I turn to Amendment 63, tabled by the noble Lord, Lord Hunt, and the noble Baroness, Lady Wheeler. We are in concordance with them that a model deferred payment agreement would help local authorities and that is why we already have one in place for the schemes that are currently operating. What we intend to do now is build on and improve the current model. In doing that, we will work in partnership with local authorities to learn from the well established schemes, some of which have a decade of experience. While the case for a model scheme is clear, I think it would be wrong to mandate national systems and structures for deferred payment agreements. It is important that we strike the right balance between local flexibility and national consistency. Systems and structures must be developed in partnership with local government and allow for and, indeed, encourage local efficiencies to flourish. As noble Lords may know, we have established with the Local Government Association and the Association of Directors of Adult Social Services the joint implementation and programme board to support the implementation of these reforms more generally and, through this, we will support local authorities to deliver the universal scheme from April 2015. This work will include our commitment to providing a model deferred payment scheme, based on the current model, as well as statutory guidance to support local authorities in exercising these functions.

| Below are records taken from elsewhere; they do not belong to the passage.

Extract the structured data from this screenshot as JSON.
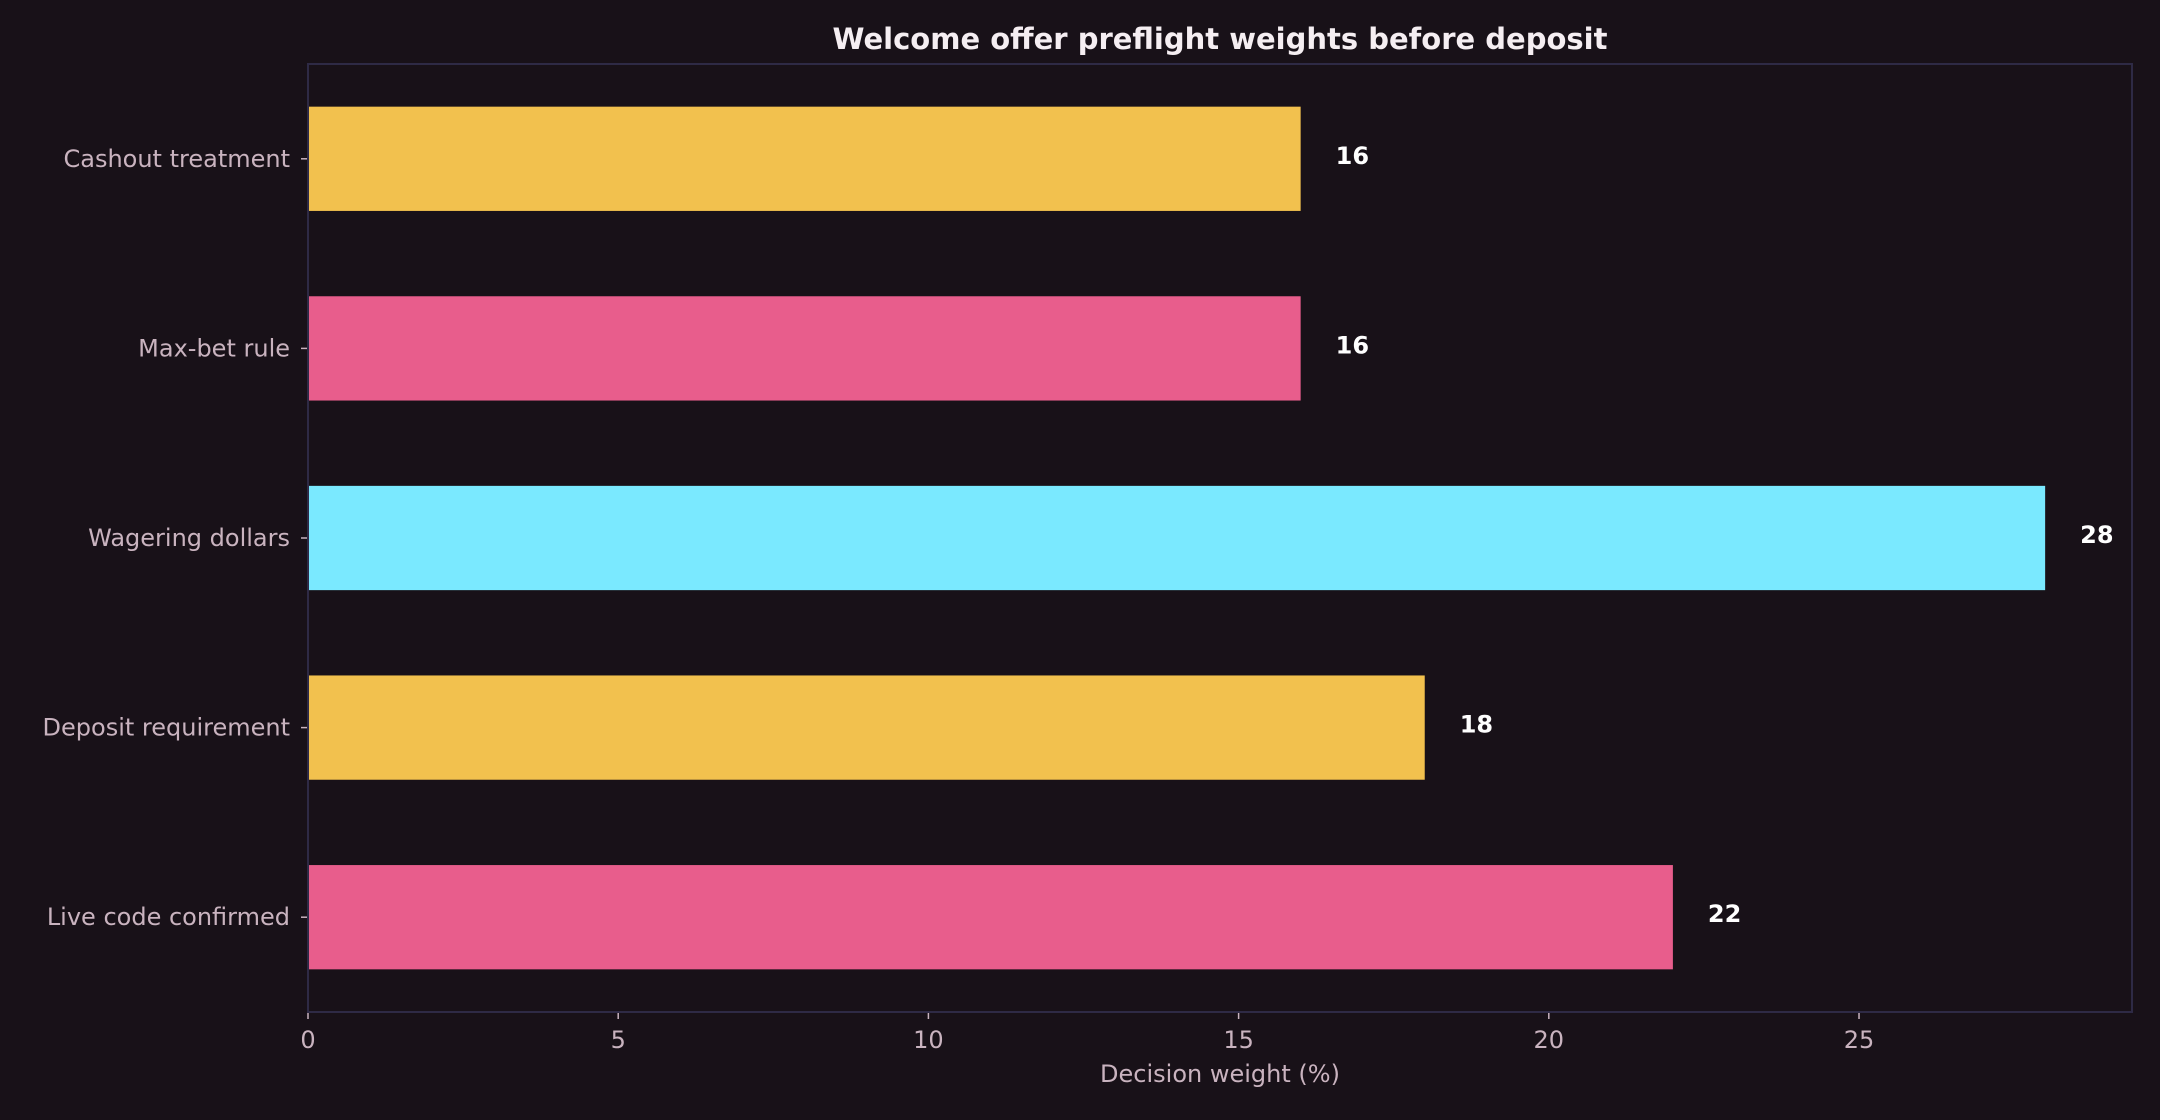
{
  "chart_data": {
    "type": "bar",
    "orientation": "horizontal",
    "title": "Welcome offer preflight weights before deposit",
    "xlabel": "Decision weight (%)",
    "ylabel": "",
    "xlim": [
      0,
      29.4
    ],
    "xticks": [
      0,
      5,
      10,
      15,
      20,
      25
    ],
    "grid": false,
    "categories": [
      "Cashout treatment",
      "Max-bet rule",
      "Wagering dollars",
      "Deposit requirement",
      "Live code confirmed"
    ],
    "values": [
      16,
      16,
      28,
      18,
      22
    ],
    "data_labels": [
      "16",
      "16",
      "28",
      "18",
      "22"
    ],
    "bar_colors": [
      "#f2c14e",
      "#e85d8c",
      "#7ae9ff",
      "#f2c14e",
      "#e85d8c"
    ]
  },
  "theme": {
    "background": "#181118",
    "frame_color": "#2e2a45",
    "title_color": "#f5eef2",
    "label_color": "#c9b3bf",
    "value_label_color": "#ffffff"
  }
}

The statutory guidance on deferred payments, in particular, will have a clear legal status. Local authorities must act under this guidance. This means that they must consider and should follow it, unless they have a justifiable reason not to do so. This would seem to be the same status as is envisaged by noble Lords in their amendment. I hope therefore the noble Lord feels able to withdraw his amendment in light of the reassurance I have given on supporting local authorities to deliver the universal deferred payment scheme and the model agreement in particular.

My noble friend Lady Barker asked whether the scheme was a model for how local authorities manage the burden on themselves. This is not designed to be a scheme that makes a profit for local authorities. The interest rate is likely to be set at a rate which recognises local authority borrowing rates, and so ensures that the scheme is cost-neutral.